Non c’è dubbio che Berlusconi abbia rafforzato l’alleanza con gli Stati Uniti, ma all’accusa di aver stravolto la collocazione internazionale dell’Italia risponde negando di aver indebolito i nostri tradizionali rapporti con la Francia e con la Germania. «Non è vero che li abbiamo indeboliti» mi dice. «L’Italia ha difeso la sua identità e la sua autonomia svolgendo da protagonista la sua politica estera. È ascoltata e seguita da altri paesi, ma mantiene eccellenti rapporti bilaterali anche con la Francia e con la Germania.»
A proposito di «protagonismo» nella politica estera, Berlusconi rivendica a sé il merito di aver messo alla guida della Commissione europea l’ex primo ministro portoghese José Manuel Barroso. Dopo le elezioni europee, Francia, Germania e Belgio avevano proposto un candidato dello schieramento liberale, mentre il Cavaliere ha insistito perché fosse indicato un popolare, visto che il Ppe è la forza politica di maggioranza relativa al Parlamento di Strasburgo. Si è assicurato anche qualche voto socialdemocratico – ha raccontato ai suoi – e l’ha spuntata. Nessuno immaginava, allora, che la nascita della Commissione sarebbe stata così faticosa e così ritardata rispetto alle scadenze istituzionali. Comunque, la firma a Roma della Costituzione europea il 29 ottobre è stato un evento memorabile. «Era doveroso che la firma si tenesse a Roma» mi dice il Cavaliere. «L’Irlanda ha raccolto i frutti del lavoro che abbiamo svolto durante il semestre di presidenza italiana. Restava da trovare l’accordo sul sistema di voto.
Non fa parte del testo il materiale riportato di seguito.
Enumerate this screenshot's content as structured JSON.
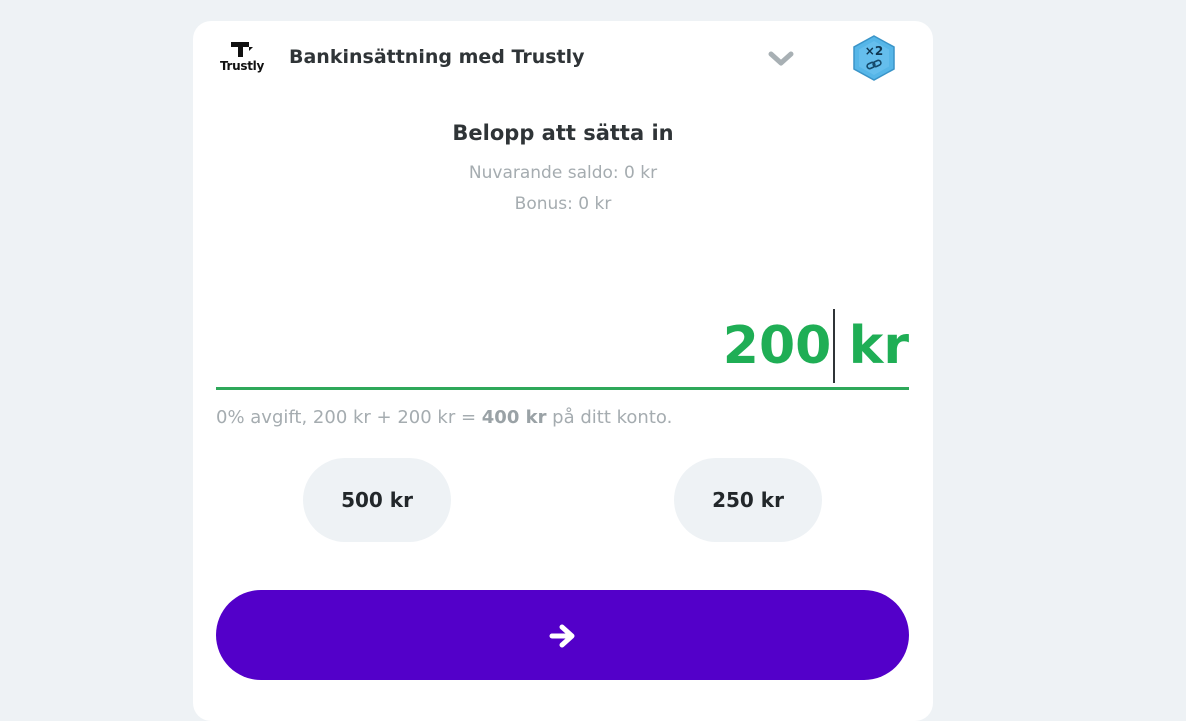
{
  "header": {
    "logo_text": "Trustly",
    "method_title": "Bankinsättning med Trustly",
    "bonus_badge": "×2"
  },
  "deposit": {
    "heading": "Belopp att sätta in",
    "balance": "Nuvarande saldo: 0 kr",
    "bonus": "Bonus: 0 kr",
    "amount_value": "200",
    "currency": "kr",
    "fee_prefix": "0% avgift, 200 kr + 200 kr = ",
    "fee_total": "400 kr",
    "fee_suffix": " på ditt konto."
  },
  "presets": [
    {
      "label": "500 kr"
    },
    {
      "label": "250 kr"
    }
  ],
  "submit": {
    "icon": "arrow-right-icon"
  },
  "colors": {
    "accent_green": "#1fae55",
    "primary_purple": "#5300c9",
    "muted_text": "#a5acb0",
    "background": "#eef2f5",
    "badge_blue": "#4fb3e6"
  }
}
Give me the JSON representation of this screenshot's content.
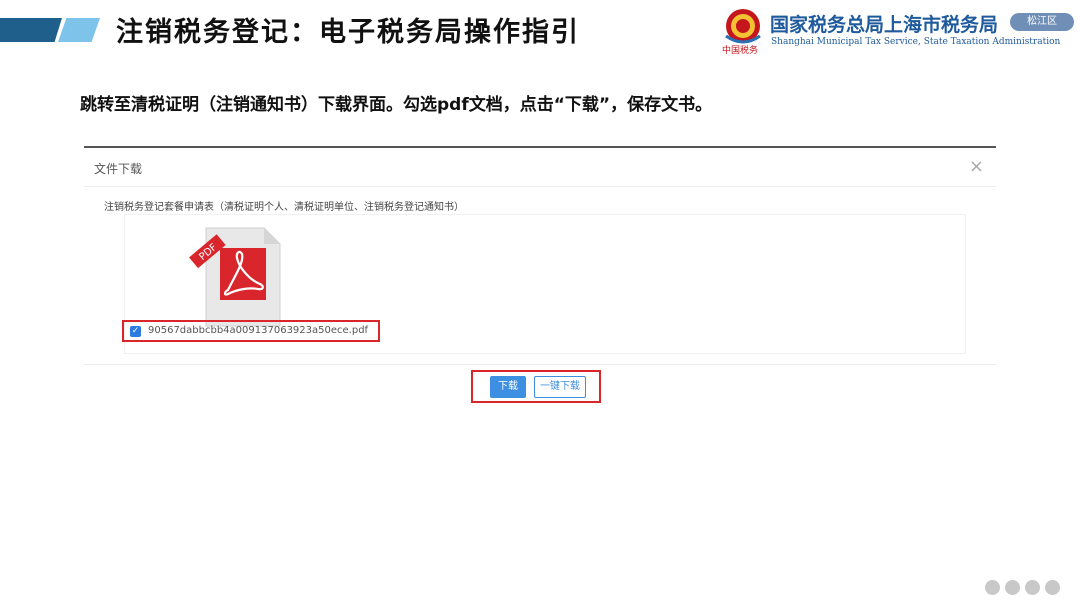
{
  "header": {
    "title": "注销税务登记：电子税务局操作指引",
    "org_name": "国家税务总局上海市税务局",
    "org_name_en": "Shanghai Municipal Tax Service, State Taxation Administration",
    "emblem_subtext": "中国税务",
    "district": "松江区"
  },
  "instruction": "跳转至清税证明（注销通知书）下载界面。勾选pdf文档，点击“下载”，保存文书。",
  "dialog": {
    "title": "文件下载",
    "close": "×",
    "section_title": "注销税务登记套餐申请表（清税证明个人、清税证明单位、注销税务登记通知书）",
    "file": {
      "icon_label": "PDF",
      "filename": "90567dabbcbb4a009137063923a50ece.pdf",
      "checked": true,
      "check_glyph": "✓"
    },
    "buttons": {
      "download": "下载",
      "download_all": "一键下载"
    }
  },
  "colors": {
    "accent": "#3d8fe2",
    "highlight": "#d9262b",
    "brand": "#1f5a9c"
  }
}
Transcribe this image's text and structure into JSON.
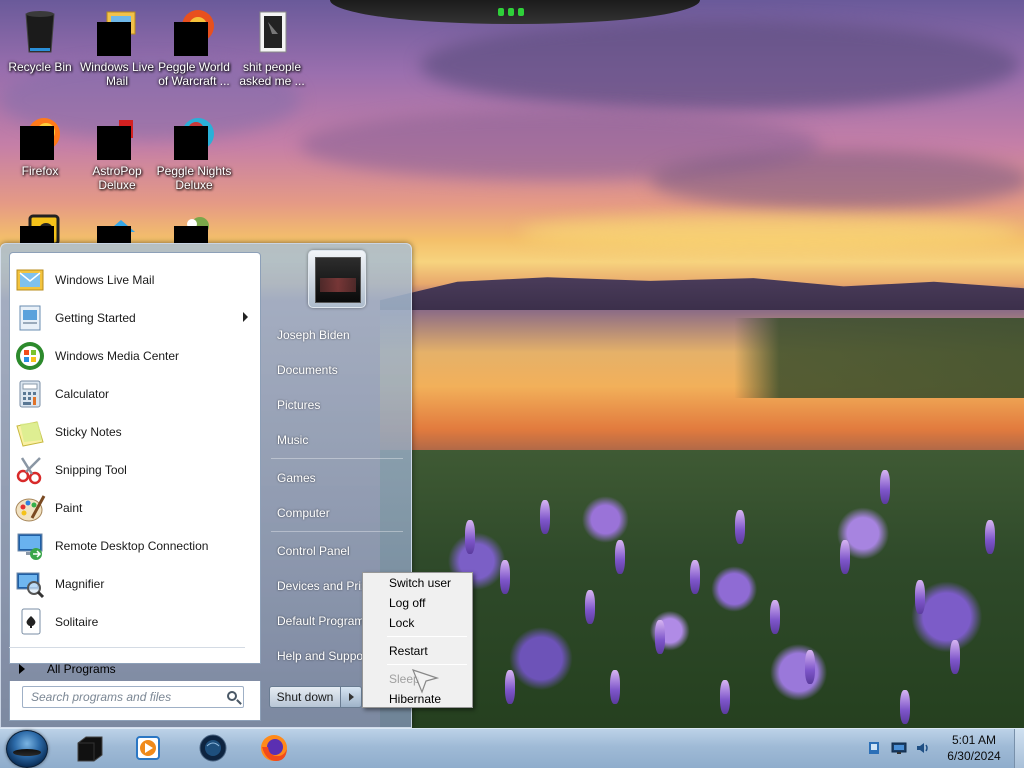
{
  "desktop": {
    "icons": [
      {
        "label": "Recycle Bin"
      },
      {
        "label": "Windows Live Mail"
      },
      {
        "label": "Peggle World of Warcraft ..."
      },
      {
        "label": "shit people asked me ..."
      },
      {
        "label": "Firefox"
      },
      {
        "label": "AstroPop Deluxe"
      },
      {
        "label": "Peggle Nights Deluxe"
      }
    ]
  },
  "start_menu": {
    "programs": [
      {
        "label": "Windows Live Mail",
        "icon": "mail-icon"
      },
      {
        "label": "Getting Started",
        "icon": "getting-started-icon"
      },
      {
        "label": "Windows Media Center",
        "icon": "media-center-icon"
      },
      {
        "label": "Calculator",
        "icon": "calculator-icon"
      },
      {
        "label": "Sticky Notes",
        "icon": "sticky-notes-icon"
      },
      {
        "label": "Snipping Tool",
        "icon": "snipping-tool-icon"
      },
      {
        "label": "Paint",
        "icon": "paint-icon"
      },
      {
        "label": "Remote Desktop Connection",
        "icon": "remote-desktop-icon"
      },
      {
        "label": "Magnifier",
        "icon": "magnifier-icon"
      },
      {
        "label": "Solitaire",
        "icon": "solitaire-icon"
      }
    ],
    "all_programs": "All Programs",
    "search_placeholder": "Search programs and files",
    "right_links": [
      {
        "label": "Joseph Biden"
      },
      {
        "label": "Documents"
      },
      {
        "label": "Pictures"
      },
      {
        "label": "Music"
      },
      {
        "label": "Games"
      },
      {
        "label": "Computer"
      },
      {
        "label": "Control Panel"
      },
      {
        "label": "Devices and Printers"
      },
      {
        "label": "Default Programs"
      },
      {
        "label": "Help and Support"
      }
    ],
    "shutdown_label": "Shut down"
  },
  "shutdown_menu": {
    "items": [
      {
        "label": "Switch user",
        "enabled": true
      },
      {
        "label": "Log off",
        "enabled": true
      },
      {
        "label": "Lock",
        "enabled": true
      },
      {
        "label": "Restart",
        "enabled": true
      },
      {
        "label": "Sleep",
        "enabled": false
      },
      {
        "label": "Hibernate",
        "enabled": true
      }
    ]
  },
  "taskbar": {
    "pinned": [
      {
        "icon": "black-app-icon"
      },
      {
        "icon": "media-player-icon"
      },
      {
        "icon": "world-globe-icon"
      },
      {
        "icon": "firefox-icon"
      }
    ],
    "clock": {
      "time": "5:01 AM",
      "date": "6/30/2024"
    }
  },
  "colors": {
    "taskbar": "#9fbad6",
    "start_menu_right": "#7f97b0",
    "flyout_bg": "#f0f0f0"
  }
}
La nuova posizione della Spagna di Zapatero ha reso possibile l’intesa.»
Resta l’angoscia sull’Iraq. Chiunque conosca un poco Berlusconi sa che non gli piace calzare l’elmetto. «È noto» mi ripete «che ho cercato di convincere il presidente Bush a rinunciare all’intervento militare, ma la decisione era già stata presa. Siamo in Iraq per svolgere esattamente lo stesso compito che abbiamo svolto e svolgiamo in Afghanistan, in Kosovo, in Bosnia, in Macedonia, in Albania, e ci muoviamo con la copertura di tre diverse risoluzioni assunte all’unanimità dal Consiglio di sicurezza delle Nazioni Unite.»
È ipotizzabile un calendario di rientro? «In accordo con il nuovo governo iracheno eletto all’inizio del 2005, diminuiremo gradualmente la nostra presenza compatibilmente con le esigenze di ordine pubblico. Resta inteso che saremo disposti a lasciare subito il paese se il governo iracheno ce lo chiedesse.»